Sex-specific physiological, allocation and growth responses to water availability in the subdioecious plant Honckenya peploides.

The gender of dimorphic plant species is often affected by ecophysiological variables. Differences have been interpreted as a response of the sexes to meet specific resource demands associated with reproduction. This study investigated whether sex-specific variations in ecophysiological traits in response to water availability determine the performance of each sex in different habitats, and therefore promote extreme spatial segregation of the sexes in the subdioecious plant, Honckenya peploides. Twenty-seven plants of each sex were individually potted in dune sand and assigned randomly to one of three water treatments. Well-watered plants were watered daily to field capacity, whereas plants in the moderate and high-water stress treatments received 40% and 20%, respectively, of the water given to well-watered plants. Photochemical efficiency, leaf spectral properties and components of relative growth rate (leaf area ratio and net assimilation rate) were measured. Photochemical efficiencies integrated over time were higher in male than in female plants. Water deficit decreased maximum quantum yield in female plants more rapidly than in male plants, but female plants (unlike male plants) had recovered to initial values by the end of the experiment. Maximum quantum yield in male plants was more affected by water stress than in female plants, indicating that male plants were more susceptible to photoinhibition. The two sexes did not differ in growth rate, but male plants invested a higher proportion of their biomass in leaves, had a higher leaf area per unit biomass and lower net assimilation rate relative to female plants. Female plants had a higher water content and succulence than male plants.

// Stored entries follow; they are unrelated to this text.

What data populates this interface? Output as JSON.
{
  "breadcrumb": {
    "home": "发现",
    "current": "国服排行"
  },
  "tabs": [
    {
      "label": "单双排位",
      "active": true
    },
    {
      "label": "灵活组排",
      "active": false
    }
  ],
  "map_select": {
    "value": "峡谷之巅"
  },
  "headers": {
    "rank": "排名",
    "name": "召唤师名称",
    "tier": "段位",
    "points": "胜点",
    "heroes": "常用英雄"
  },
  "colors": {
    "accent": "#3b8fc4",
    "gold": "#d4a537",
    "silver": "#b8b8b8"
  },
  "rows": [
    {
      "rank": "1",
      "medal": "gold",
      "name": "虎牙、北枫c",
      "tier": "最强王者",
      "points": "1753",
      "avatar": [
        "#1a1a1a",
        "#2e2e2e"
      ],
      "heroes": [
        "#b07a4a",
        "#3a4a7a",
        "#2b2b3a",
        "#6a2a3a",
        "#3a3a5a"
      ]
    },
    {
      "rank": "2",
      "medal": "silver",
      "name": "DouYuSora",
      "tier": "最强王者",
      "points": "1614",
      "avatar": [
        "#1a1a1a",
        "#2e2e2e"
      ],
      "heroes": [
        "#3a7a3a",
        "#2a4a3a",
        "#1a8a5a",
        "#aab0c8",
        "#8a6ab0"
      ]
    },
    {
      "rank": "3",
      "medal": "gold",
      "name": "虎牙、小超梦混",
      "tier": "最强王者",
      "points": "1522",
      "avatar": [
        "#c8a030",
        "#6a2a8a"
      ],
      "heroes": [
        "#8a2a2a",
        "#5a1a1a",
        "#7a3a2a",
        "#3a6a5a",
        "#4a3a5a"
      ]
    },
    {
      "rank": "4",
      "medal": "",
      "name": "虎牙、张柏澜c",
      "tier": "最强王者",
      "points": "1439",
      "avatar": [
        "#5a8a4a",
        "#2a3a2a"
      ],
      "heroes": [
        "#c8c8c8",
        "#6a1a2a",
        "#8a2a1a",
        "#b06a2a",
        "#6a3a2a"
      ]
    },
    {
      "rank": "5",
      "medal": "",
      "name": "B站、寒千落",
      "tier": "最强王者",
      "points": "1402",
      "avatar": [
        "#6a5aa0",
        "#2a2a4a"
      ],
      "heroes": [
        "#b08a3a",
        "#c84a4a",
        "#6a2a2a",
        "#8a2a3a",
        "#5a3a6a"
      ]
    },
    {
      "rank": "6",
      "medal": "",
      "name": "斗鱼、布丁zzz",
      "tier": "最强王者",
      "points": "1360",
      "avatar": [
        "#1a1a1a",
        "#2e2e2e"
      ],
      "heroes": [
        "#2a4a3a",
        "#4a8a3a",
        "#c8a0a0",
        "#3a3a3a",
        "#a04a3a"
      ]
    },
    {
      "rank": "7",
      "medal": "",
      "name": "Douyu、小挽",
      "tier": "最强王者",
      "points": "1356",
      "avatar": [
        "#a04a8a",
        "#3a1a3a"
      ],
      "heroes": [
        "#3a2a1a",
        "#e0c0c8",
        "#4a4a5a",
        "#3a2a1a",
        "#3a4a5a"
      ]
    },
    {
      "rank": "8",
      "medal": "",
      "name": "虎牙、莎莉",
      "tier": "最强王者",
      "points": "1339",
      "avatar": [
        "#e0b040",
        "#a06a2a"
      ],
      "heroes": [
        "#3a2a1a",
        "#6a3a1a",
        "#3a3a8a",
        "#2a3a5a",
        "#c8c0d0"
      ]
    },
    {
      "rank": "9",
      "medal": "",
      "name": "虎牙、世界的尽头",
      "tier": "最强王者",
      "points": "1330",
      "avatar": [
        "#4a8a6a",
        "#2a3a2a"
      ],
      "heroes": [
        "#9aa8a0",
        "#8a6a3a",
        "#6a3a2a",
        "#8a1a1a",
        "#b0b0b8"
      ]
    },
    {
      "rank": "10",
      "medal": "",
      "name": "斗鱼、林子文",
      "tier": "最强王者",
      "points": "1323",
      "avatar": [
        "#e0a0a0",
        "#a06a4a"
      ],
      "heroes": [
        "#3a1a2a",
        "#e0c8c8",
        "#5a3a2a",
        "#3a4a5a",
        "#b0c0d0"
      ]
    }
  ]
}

Differences in stomatal density between the sexes depended on water availability. The results suggest that the two sexes of H. peploides have different strategies for coping with water stress. The study also provides evidence of sex differences in allocation traits. We conclude that between-sex differences in ecophysiological and allocation traits may contribute to explain habitat-related between-sex differences in performance and, therefore, the spatial segregation of the sexes.